My Dad's art is still in a bit of homelessness as he is with my Mom in assisted living and much of it is in storage. We are trying to help him decide where his art should go believing that it should be passed down through his children, grandchildren, and great-grandchildren to be preserved through generations to come and not wind up in somebody's garage or a rummage sale. I mean, he signed his name on completed works and that should be respected down the generations and not forgotten. My wife recently came by a mountain landscape done by a great-uncle that has a family surname on it and the date of 1956. It will be preserved in family.
My sister had some pieces divided up for safe storage by display among our brother, herself, and me. We are trying to care for those and I had several pieces framed by the studio that my Dad prefers here in Salt Lake City. We found a lot of art in the dusty, mice-infested attic. One piece broke my heart a bit as I blew the dust off and passed a paper towel over the surface. I had the art dealer clean off the marks as best he could and frame with the closest to driftwood we could match:
I remember the day.
My brother and I are the two little boys. It was before I was nine and perhaps younger. I believe I am on the left as the taller one but I could be the more contemplative one on the right watching the surf swirl around my toes as they sink into the sand.
There may be a chance yet to talk with my Dad about this piece and so many others.
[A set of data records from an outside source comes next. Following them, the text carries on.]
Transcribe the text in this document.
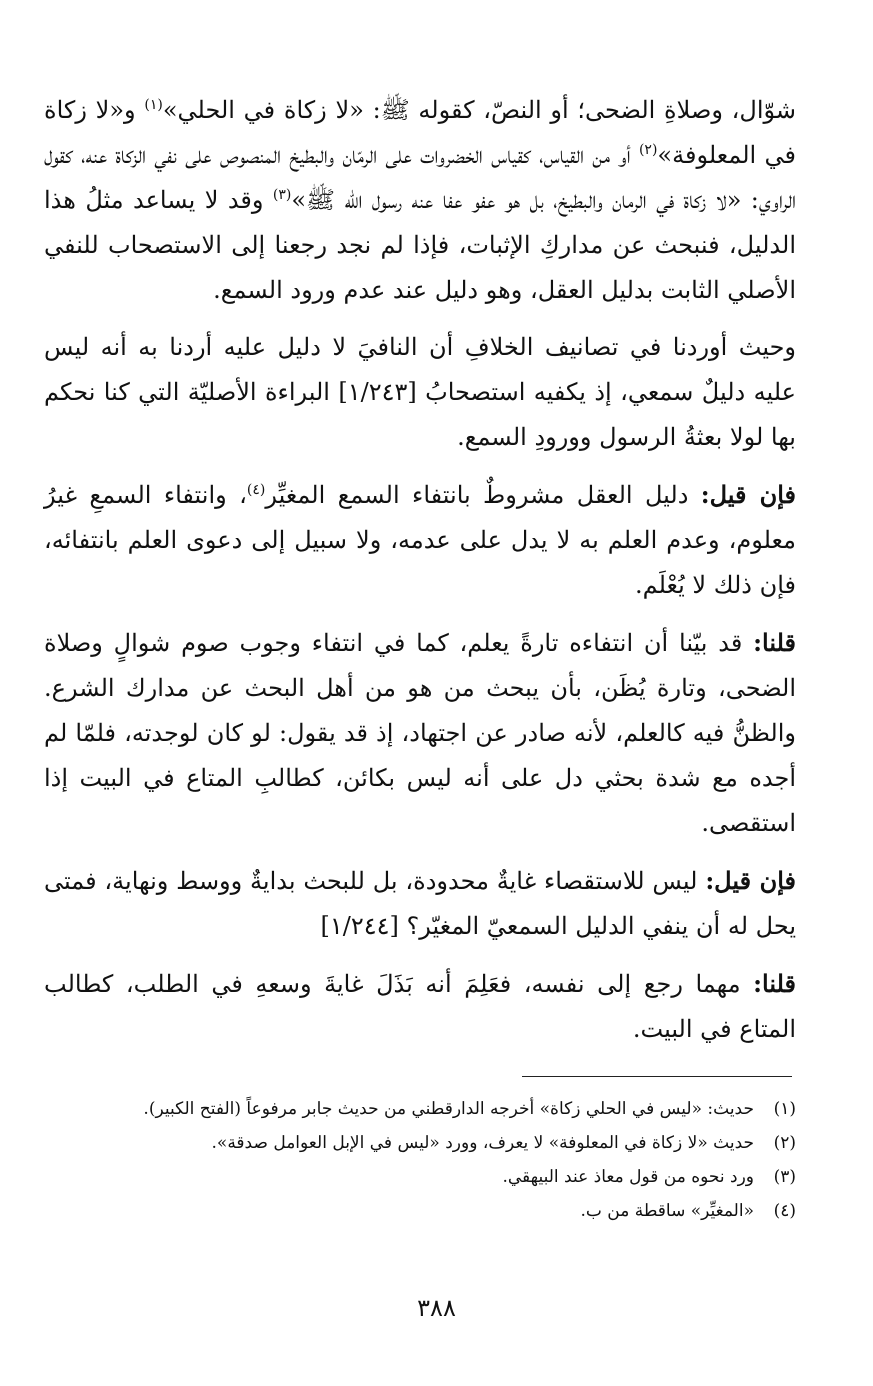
شوّال، وصلاةِ الضحى؛ أو النصّ، كقوله ﷺ: «لا زكاة في الحلي»$^{(١)}$ و«لا زكاة في المعلوفة»$^{(٢)}$ أو من القياس، كقياس الخضروات على الرمّان والبطيخ المنصوص على نفي الزكاة عنه، كقول الراوي: «لا زكاة في الرمان والبطيخ، بل هو عفو عفا عنه رسول الله ﷺ»$^{(٣)}$ وقد لا يساعد مثلُ هذا الدليل، فنبحث عن مداركِ الإثبات، فإذا لم نجد رجعنا إلى الاستصحاب للنفي الأصلي الثابت بدليل العقل، وهو دليل عند عدم ورود السمع.

وحيث أوردنا في تصانيف الخلافِ أن النافيَ لا دليل عليه أردنا به أنه ليس عليه دليلٌ سمعي، إذ يكفيه استصحابُ [١/٢٤٣] البراءة الأصليّة التي كنا نحكم بها لولا بعثةُ الرسول وورودِ السمع.

فإن قيل: دليل العقل مشروطٌ بانتفاء السمع المغيِّر$^{(٤)}$، وانتفاء السمعِ غيرُ معلوم، وعدم العلم به لا يدل على عدمه، ولا سبيل إلى دعوى العلم بانتفائه، فإن ذلك لا يُعْلَم.

قلنا: قد بيّنا أن انتفاءه تارةً يعلم، كما في انتفاء وجوب صوم شوالٍ وصلاة الضحى، وتارة يُظَن، بأن يبحث من هو من أهل البحث عن مدارك الشرع. والظنُّ فيه كالعلم، لأنه صادر عن اجتهاد، إذ قد يقول: لو كان لوجدته، فلمّا لم أجده مع شدة بحثي دل على أنه ليس بكائن، كطالبِ المتاع في البيت إذا استقصى.

فإن قيل: ليس للاستقصاء غايةٌ محدودة، بل للبحث بدايةٌ ووسط ونهاية، فمتى يحل له أن ينفي الدليل السمعيّ المغيّر؟ [١/٢٤٤]

قلنا: مهما رجع إلى نفسه، فعَلِمَ أنه بَذَلَ غايةَ وسعهِ في الطلب، كطالب المتاع في البيت.

(١)
حديث: «ليس في الحلي زكاة» أخرجه الدارقطني من حديث جابر مرفوعاً (الفتح الكبير).
(٢)
حديث «لا زكاة في المعلوفة» لا يعرف، وورد «ليس في الإبل العوامل صدقة».
(٣)
ورد نحوه من قول معاذ عند البيهقي.
(٤)
«المغيِّر» ساقطة من ب.
٣٨٨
And there are still so many things to talk about with insufficient time and ability to cover more than a few.
He didn't sign it so he may not have considered it finished. It is beautifully perfect to me.
As the designated family historian, I have been organizing and scanning the vast disarray of photos and other memorabilia from my parents' home. In a random pile, I was pleased to find photograph of my Dad painting on site at the Ocean. My Mom probably snapped the shot. It looked like it was probably at Rialto Beach near La Push, Washington as James Island was a favorite subject of his.
Not James Island. Kalaloch Beach No. 4.